The Bald Eagle's territory stretches thoughout the US and Canada.  Their main food is fish, thus, they sometimes migrate depending on spawning patterns or when ice covers the water.  Unlike the Golden Eagle, Bald Eagles gather in flocks during migration and other non breeding periods.  Pairs stay together all year.  Courtship includes soaring side by side, chasing, and sitting close together and preening each other.  Copulation occurs at or near the nest site.

The nest and surrounding area, including water/feeding area is considered territory.  The Eagles will guard it from other birds such as Crows and Ospreys who may attempt to eat the eaglets.  Though the Bald Eagle prefers more room, a mile or two, they will tolerate other Eagles nesting as close as 150 yards- which is most common when there is good fishing nearby.

Two to four eggs are laid (two most commonly) in a large nest high atop a tree or cliff.  Nests are six feet in diameter, 4 to 10 feet deep, made of sticks and branches, sod, grasses and seaweed.  The Bald Eagles will often bring chunks of evergreen or deciduous green leaves into the nest to eat.  It is believed that nutrients from the green material are needed particularly during chick rearing.

The parents take turns incubating the eggs in 1 to 3 hour shifts.  The young hatch in 34-36 days, each several days apart. During the first two weeks, the parents both brood (sitting near the chick to keep it warm).  Both parents feed the youngsters.  After tearing off a bite-sized piece of meat, the parent puts it directly into the chick's bill (no regurgitation required!).  Feeding continues until the babies leave the nest. 

Eaglets back up to the edge of the nest and shoot their feces out.  There is usually a white wash surrounding the nest, which by the way, will most likely be used again and again for years.  The parents keep building on top of it, with fresh materials.  As Bald Eagles can live up to twenty years, sometimes the nest becomes too heavy for the tree.

At 6 weeks, the babies have grayish down covering their bodies.  During the second 6 weeks, feathers develop.  At 10-12 weeks, the babies begin to practice hunting.  They leave the nest a few weeks after that.

White-tailed Eagle's range in in northern Eurasia and Greenland.  Steller's Sea-Eagle is found in northeastern Asia.

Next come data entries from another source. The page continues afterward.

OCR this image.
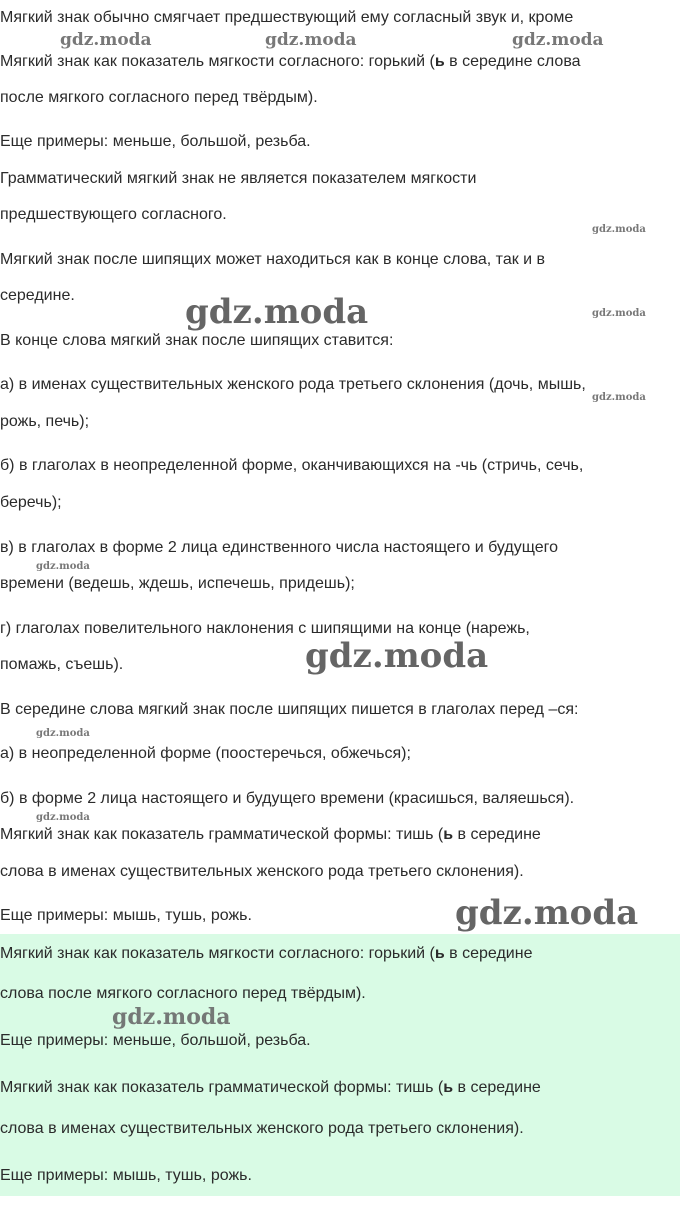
Мягкий знак обычно смягчает предшествующий ему согласный звук и, кроме
Мягкий знак как показатель мягкости согласного: горький (ь в середине слова
после мягкого согласного перед твёрдым).
Еще примеры: меньше, большой, резьба.
Грамматический мягкий знак не является показателем мягкости
предшествующего согласного.
Мягкий знак после шипящих может находиться как в конце слова, так и в
середине.
В конце слова мягкий знак после шипящих ставится:
а) в именах существительных женского рода третьего склонения (дочь, мышь,
рожь, печь);
б) в глаголах в неопределенной форме, оканчивающихся на -чь (стричь, сечь,
беречь);
в) в глаголах в форме 2 лица единственного числа настоящего и будущего
времени (ведешь, ждешь, испечешь, придешь);
г) глаголах повелительного наклонения с шипящими на конце (нарежь,
помажь, съешь).
В середине слова мягкий знак после шипящих пишется в глаголах перед –ся:
а) в неопределенной форме (поостеречься, обжечься);
б) в форме 2 лица настоящего и будущего времени (красишься, валяешься).
Мягкий знак как показатель грамматической формы: тишь (ь в середине
слова в именах существительных женского рода третьего склонения).
Еще примеры: мышь, тушь, рожь.
Мягкий знак как показатель мягкости согласного: горький (ь в середине
слова после мягкого согласного перед твёрдым).
Еще примеры: меньше, большой, резьба.
Мягкий знак как показатель грамматической формы: тишь (ь в середине
слова в именах существительных женского рода третьего склонения).
Еще примеры: мышь, тушь, рожь.
gdz.moda	gdz.moda	gdz.moda
gdz.moda
gdz.moda	gdz.moda
gdz.moda
gdz.moda
gdz.moda
gdz.moda
gdz.moda
gdz.moda
gdz.moda
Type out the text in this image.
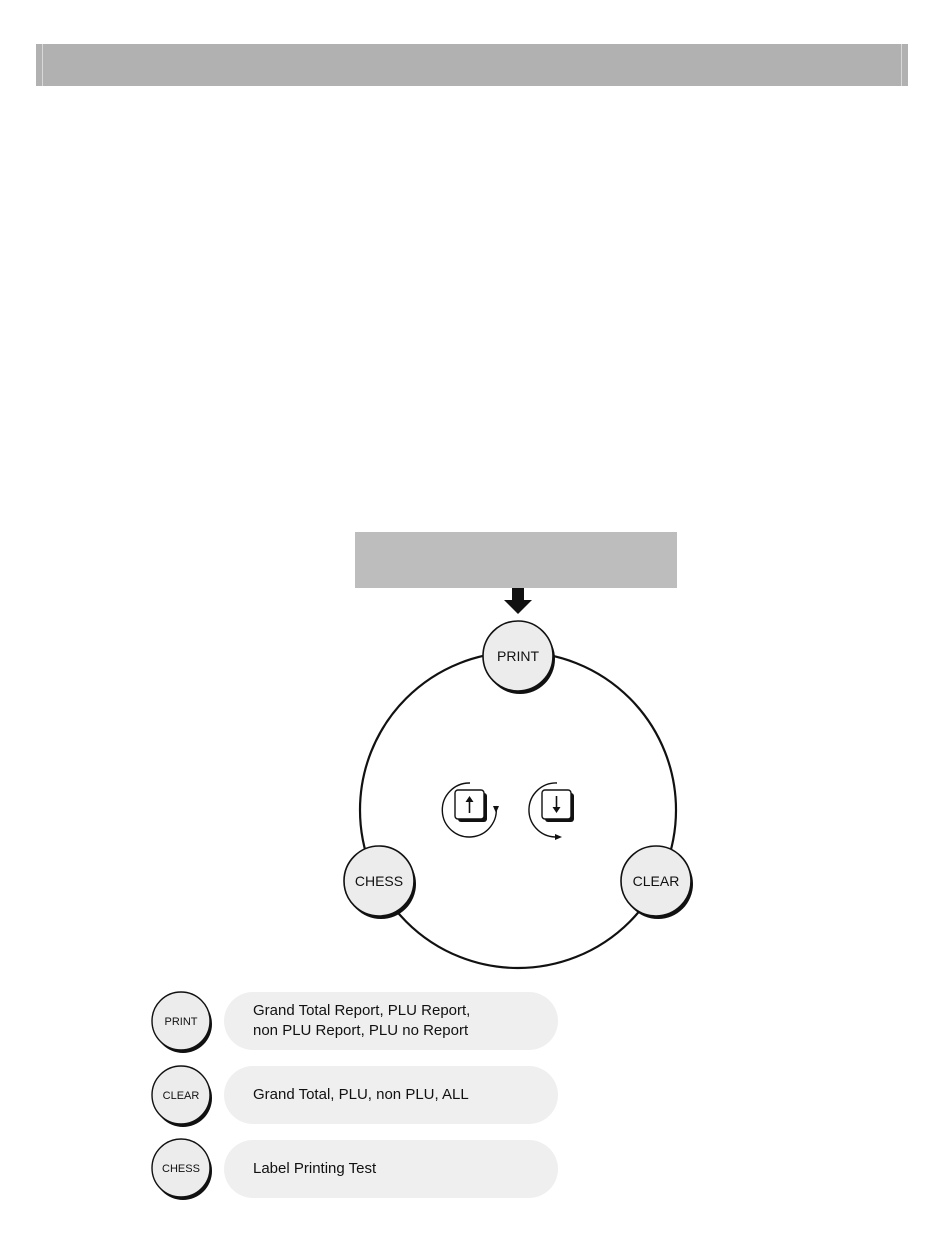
PRINT
CHESS	CLEAR
PRINT
CLEAR
CHESS
Grand Total Report, PLU Report,
non PLU Report, PLU no Report
Grand Total, PLU, non PLU, ALL
Label Printing Test
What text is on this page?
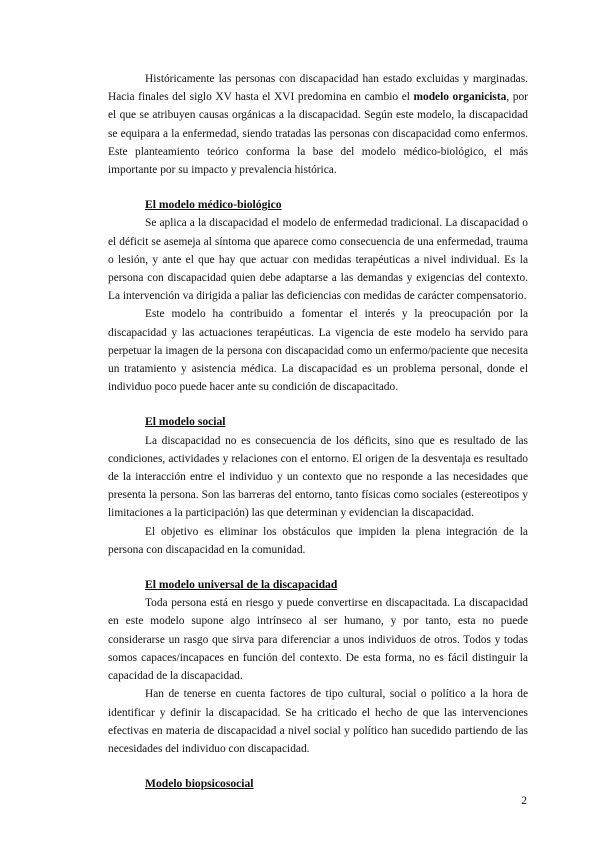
Históricamente las personas con discapacidad han estado excluidas y marginadas. Hacia finales del siglo XV hasta el XVI predomina en cambio el modelo organicista, por el que se atribuyen causas orgánicas a la discapacidad. Según este modelo, la discapacidad se equipara a la enfermedad, siendo tratadas las personas con discapacidad como enfermos. Este planteamiento teórico conforma la base del modelo médico-biológico, el más importante por su impacto y prevalencia histórica.

El modelo médico-biológico

Se aplica a la discapacidad el modelo de enfermedad tradicional. La discapacidad o el déficit se asemeja al síntoma que aparece como consecuencia de una enfermedad, trauma o lesión, y ante el que hay que actuar con medidas terapéuticas a nivel individual. Es la persona con discapacidad quien debe adaptarse a las demandas y exigencias del contexto. La intervención va dirigida a paliar las deficiencias con medidas de carácter compensatorio.

Este modelo ha contribuido a fomentar el interés y la preocupación por la discapacidad y las actuaciones terapéuticas. La vigencia de este modelo ha servido para perpetuar la imagen de la persona con discapacidad como un enfermo/paciente que necesita un tratamiento y asistencia médica. La discapacidad es un problema personal, donde el individuo poco puede hacer ante su condición de discapacitado.

El modelo social

La discapacidad no es consecuencia de los déficits, sino que es resultado de las condiciones, actividades y relaciones con el entorno. El origen de la desventaja es resultado de la interacción entre el individuo y un contexto que no responde a las necesidades que presenta la persona. Son las barreras del entorno, tanto físicas como sociales (estereotipos y limitaciones a la participación) las que determinan y evidencian la discapacidad.

El objetivo es eliminar los obstáculos que impiden la plena integración de la persona con discapacidad en la comunidad.

El modelo universal de la discapacidad

Toda persona está en riesgo y puede convertirse en discapacitada. La discapacidad en este modelo supone algo intrínseco al ser humano, y por tanto, esta no puede considerarse un rasgo que sirva para diferenciar a unos individuos de otros. Todos y todas somos capaces/incapaces en función del contexto. De esta forma, no es fácil distinguir la capacidad de la discapacidad.

Han de tenerse en cuenta factores de tipo cultural, social o político a la hora de identificar y definir la discapacidad. Se ha criticado el hecho de que las intervenciones efectivas en materia de discapacidad a nivel social y político han sucedido partiendo de las necesidades del individuo con discapacidad.

Modelo biopsicosocial
2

Cornell Lab of Ornithology,
Golden Eagle head shot, Bald Eagle hunting: Wikipedia
Field Guide to the Birds of North America, National Geographic Society
Guide to Bird Behavior by Donald & Lillian Stokes
Encyclodedia of North American Birds  by Michael Vanner


  1. Thank you for this beautiful post about our national bird. I especially love the Golden Eagle.
    They have one in our local zoo that is not feeling very well and they can't let him back out into the wild. When we visit he always looks so sad.
    Feces shooting huh? Interesting, Lynn.

  2. Yep, must be some of that Poop Art the kids are into.

  3. They're magnificent birds. Thanks for posting!